Film World and Hollywood

During a meeting with a creative film colleague the conversation, as always, moved to the state of the industry today, a big sigh, shaking our heads. Keenly aware, the old structures have given away to the brink of a free for all.  Every week the headlines are bleak news of layoffs, underperforming box office, AI and business models crumbling.  Yes, the talk was long as we looked for a way forward in a business on trembling ground.

Iconic movie studios are falling one by one.  Paramount got scooped up, in a drawn-out process, for $8 billion Skydance.

Warner Bros, the most iconic of the old-line studios, finds itself the center of a bidding war from many suitors, including Skydance.  The Burbank Lot sound stages where cinematic history was made, could be sold for as high as $80 billion.
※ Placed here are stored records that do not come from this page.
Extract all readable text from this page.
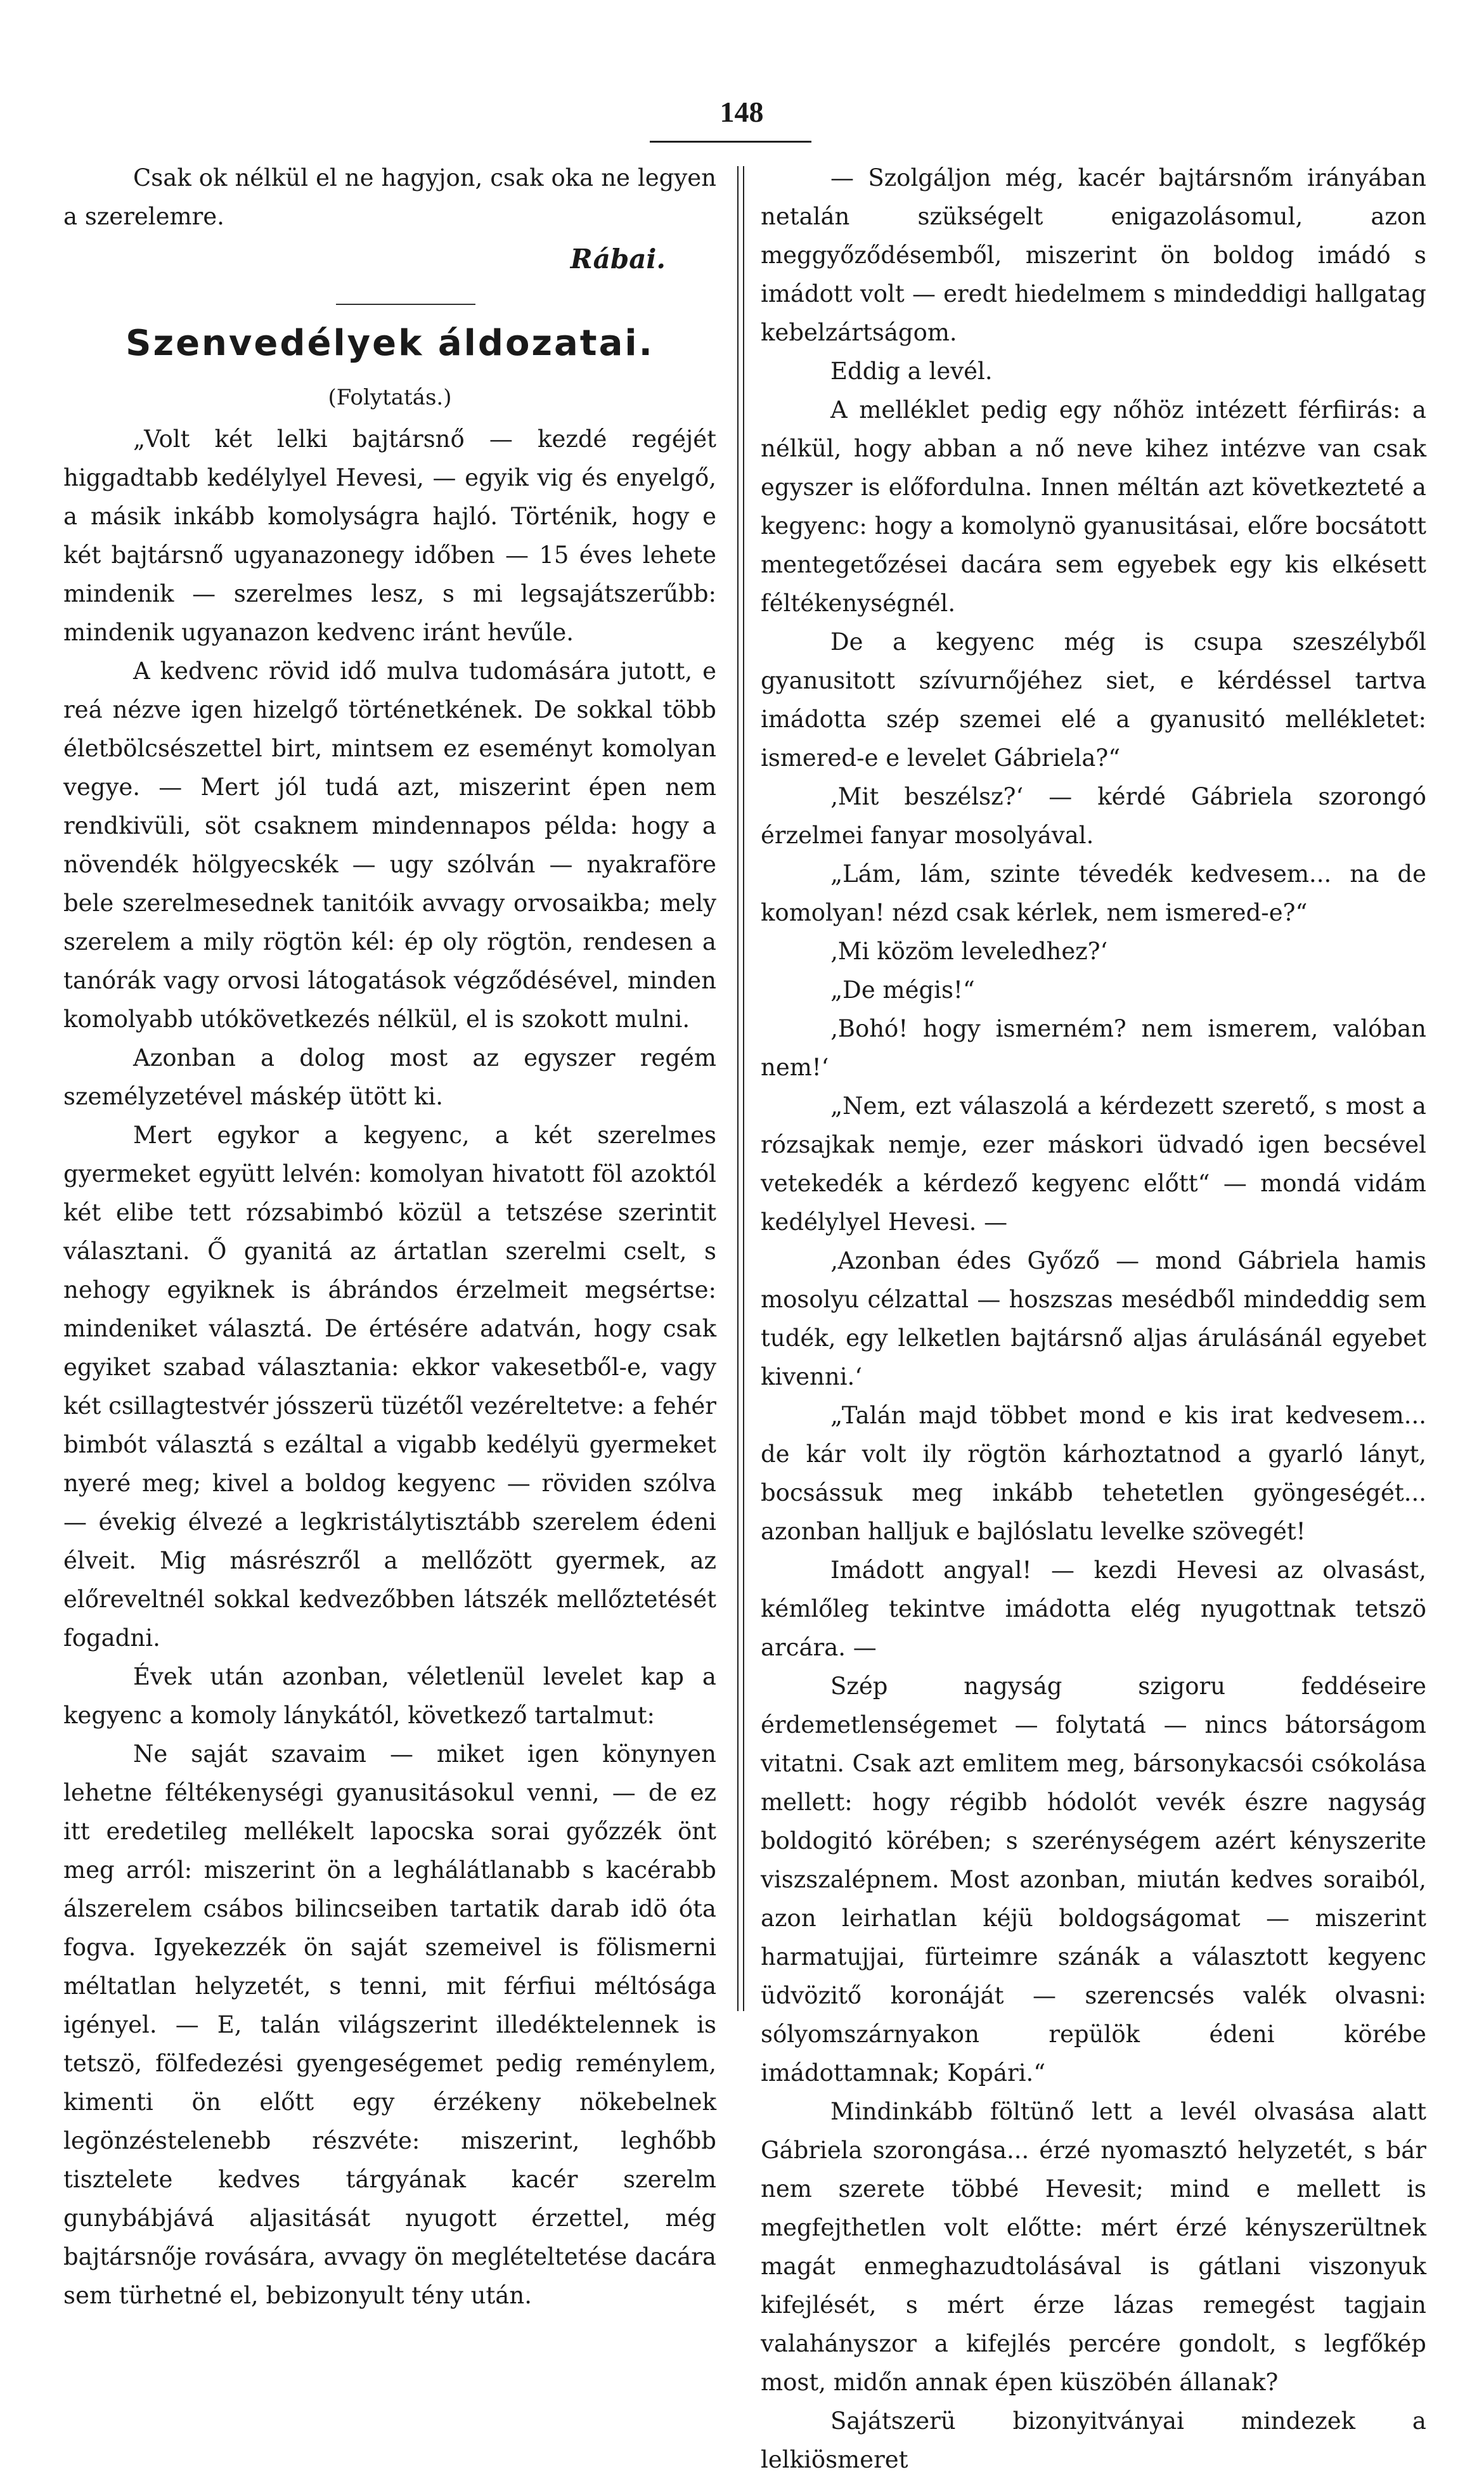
148

Csak ok nélkül el ne hagyjon, csak oka ne legyen a szerelemre.

Rábai.

Szenvedélyek áldozatai.

(Folytatás.)

„Volt két lelki bajtársnő — kezdé regéjét higgadtabb kedélylyel Hevesi, — egyik vig és enyelgő, a másik inkább komolyságra hajló. Történik, hogy e két bajtársnő ugyanazonegy időben — 15 éves lehete mindenik — szerelmes lesz, s mi legsajátszerűbb: mindenik ugyanazon kedvenc iránt hevűle.

A kedvenc rövid idő mulva tudomására jutott, e reá nézve igen hizelgő történetkének. De sokkal több életbölcsészettel birt, mintsem ez eseményt komolyan vegye. — Mert jól tudá azt, miszerint épen nem rendkivüli, söt csaknem mindennapos példa: hogy a növendék hölgyecskék — ugy szólván — nyakraföre bele szerelmesednek tanitóik avvagy orvosaikba; mely szerelem a mily rögtön kél: ép oly rögtön, rendesen a tanórák vagy orvosi látogatások végződésével, minden komolyabb utókövetkezés nélkül, el is szokott mulni.

Azonban a dolog most az egyszer regém személyzetével máskép ütött ki.

Mert egykor a kegyenc, a két szerelmes gyermeket együtt lelvén: komolyan hivatott föl azoktól két elibe tett rózsabimbó közül a tetszése szerintit választani. Ő gyanitá az ártatlan szerelmi cselt, s nehogy egyiknek is ábrándos érzelmeit megsértse: mindeniket választá. De értésére adatván, hogy csak egyiket szabad választania: ekkor vakesetből-e, vagy két csillagtestvér jósszerü tüzétől vezéreltetve: a fehér bimbót választá s ezáltal a vigabb kedélyü gyermeket nyeré meg; kivel a boldog kegyenc — röviden szólva — évekig élvezé a legkristálytisztább szerelem édeni élveit. Mig másrészről a mellőzött gyermek, az előreveltnél sokkal kedvezőbben látszék mellőztetését fogadni.

Évek után azonban, véletlenül levelet kap a kegyenc a komoly lánykától, következő tartalmut:

Ne saját szavaim — miket igen könynyen lehetne féltékenységi gyanusitásokul venni, — de ez itt eredetileg mellékelt lapocska sorai győzzék önt meg arról: miszerint ön a leghálátlanabb s kacérabb álszerelem csábos bilincseiben tartatik darab idö óta fogva. Igyekezzék ön saját szemeivel is fölismerni méltatlan helyzetét, s tenni, mit férfiui méltósága igényel. — E, talán világszerint illedéktelennek is tetszö, fölfedezési gyengeségemet pedig reménylem, kimenti ön előtt egy érzékeny nökebelnek legönzéstelenebb részvéte: miszerint, leghőbb tisztelete kedves tárgyának kacér szerelm gunybábjává aljasitását nyugott érzettel, még bajtársnője rovására, avvagy ön meglételtetése dacára sem türhetné el, bebizonyult tény után.

— Szolgáljon még, kacér bajtársnőm irányában netalán szükségelt enigazolásomul, azon meggyőződésemből, miszerint ön boldog imádó s imádott volt — eredt hiedelmem s mindeddigi hallgatag kebelzártságom.

Eddig a levél.

A melléklet pedig egy nőhöz intézett férfiirás: a nélkül, hogy abban a nő neve kihez intézve van csak egyszer is előfordulna. Innen méltán azt következteté a kegyenc: hogy a komolynö gyanusitásai, előre bocsátott mentegetőzései dacára sem egyebek egy kis elkésett féltékenységnél.

De a kegyenc még is csupa szeszélyből gyanusitott szívurnőjéhez siet, e kérdéssel tartva imádotta szép szemei elé a gyanusitó mellékletet: ismered-e e levelet Gábriela?“

‚Mit beszélsz?‘ — kérdé Gábriela szorongó érzelmei fanyar mosolyával.

„Lám, lám, szinte tévedék kedvesem... na de komolyan! nézd csak kérlek, nem ismered-e?“

‚Mi közöm leveledhez?‘

„De mégis!“

‚Bohó! hogy ismerném? nem ismerem, valóban nem!‘

„Nem, ezt válaszolá a kérdezett szerető, s most a rózsajkak nemje, ezer máskori üdvadó igen becsével vetekedék a kérdező kegyenc előtt“ — mondá vidám kedélylyel Hevesi. —

‚Azonban édes Győző — mond Gábriela hamis mosolyu célzattal — hoszszas mesédből mindeddig sem tudék, egy lelketlen bajtársnő aljas árulásánál egyebet kivenni.‘

„Talán majd többet mond e kis irat kedvesem... de kár volt ily rögtön kárhoztatnod a gyarló lányt, bocsássuk meg inkább tehetetlen gyöngeségét... azonban halljuk e bajlóslatu levelke szövegét!

Imádott angyal! — kezdi Hevesi az olvasást, kémlőleg tekintve imádotta elég nyugottnak tetszö arcára. —

Szép nagyság szigoru feddéseire érdemetlenségemet — folytatá — nincs bátorságom vitatni. Csak azt emlitem meg, bársonykacsói csókolása mellett: hogy régibb hódolót vevék észre nagyság boldogitó körében; s szerénységem azért kényszerite viszszalépnem. Most azonban, miután kedves soraiból, azon leirhatlan kéjü boldogságomat — miszerint harmatujjai, fürteimre szánák a választott kegyenc üdvözitő koronáját — szerencsés valék olvasni: sólyomszárnyakon repülök édeni körébe imádottamnak; Kopári.“

Mindinkább föltünő lett a levél olvasása alatt Gábriela szorongása... érzé nyomasztó helyzetét, s bár nem szerete többé Hevesit; mind e mellett is megfejthetlen volt előtte: mért érzé kényszerültnek magát enmeghazudtolásával is gátlani viszonyuk kifejlését, s mért érze lázas remegést tagjain valahányszor a kifejlés percére gondolt, s legfőkép most, midőn annak épen küszöbén állanak?

Sajátszerü bizonyitványai mindezek a lelkiösmeret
What do these consolidations mean? Business models are no longer working.  Hollywood has been in trouble for a few years.  Streaming Wars, Covid, then the Writers and Actors strikes, the LA Fires, downsizing, flagging ticket sales and now AI and other technologies are rewriting the rules.

Even reliable franchises have become risky.  The well received DCU Superman from director James Gunn earned a worldwide $616 million gross.  Not bad, but not enough to recover its $225 million production cost and the reported up to $200 marketing budget. Releases have to earn 3 times the production cost to break even because half of the ticket sales go to exhibitors. However, streaming will make up for the lost revenue.

Leonardo DiCaprio’s One Battle After Another will lose $100 million.  Other marquee names such as Julia Roberts, Dwayne Johnson and Channing Tatum got ho-hum responses to their latest big screen outings.

AI is here to stay.  Tilly Norwood is the first Artificial Intelligence created talent, but certainly not the last.  While industry backlash was expected, welcome to the future where live actors are a maybe.  

However, AI is not the only tech treat.   Software, cameras and accessible filmmaking tools have evolved.  Whereas once producing a tv show or film dependent on the latest equipment, full crews and money.  In 2025, a garage house producer in Tulsa could produce a Cinematic IP.  Social media platforms have stripped away viewer resistance to a certain production value levels.  Joe Rogan Podcast with over 6 million views is not known for buzzing graphics. Simple TikTok videos have the potential to reach millions.

BlackMagic Camera
The affordable cinematic Blackmagic camera

I explained my opinion the entertainment business is not on the forefront but rather on the back foot trying reacting to a changing media landscape.  On the production equipment front, today, instead of a Panavision Motion Picture Camera with blimps, a 6K camera with rigging is all a want to be David Lean needs to make a grand epic. An SD card is the norm, not film stock.  Editing can be done with a laptop rather than on the old six plate flatbed editors.

Continuing the table chat after two drinks, the conclusion, the world will always need creatives, people who can imagine stories. Let’s hope!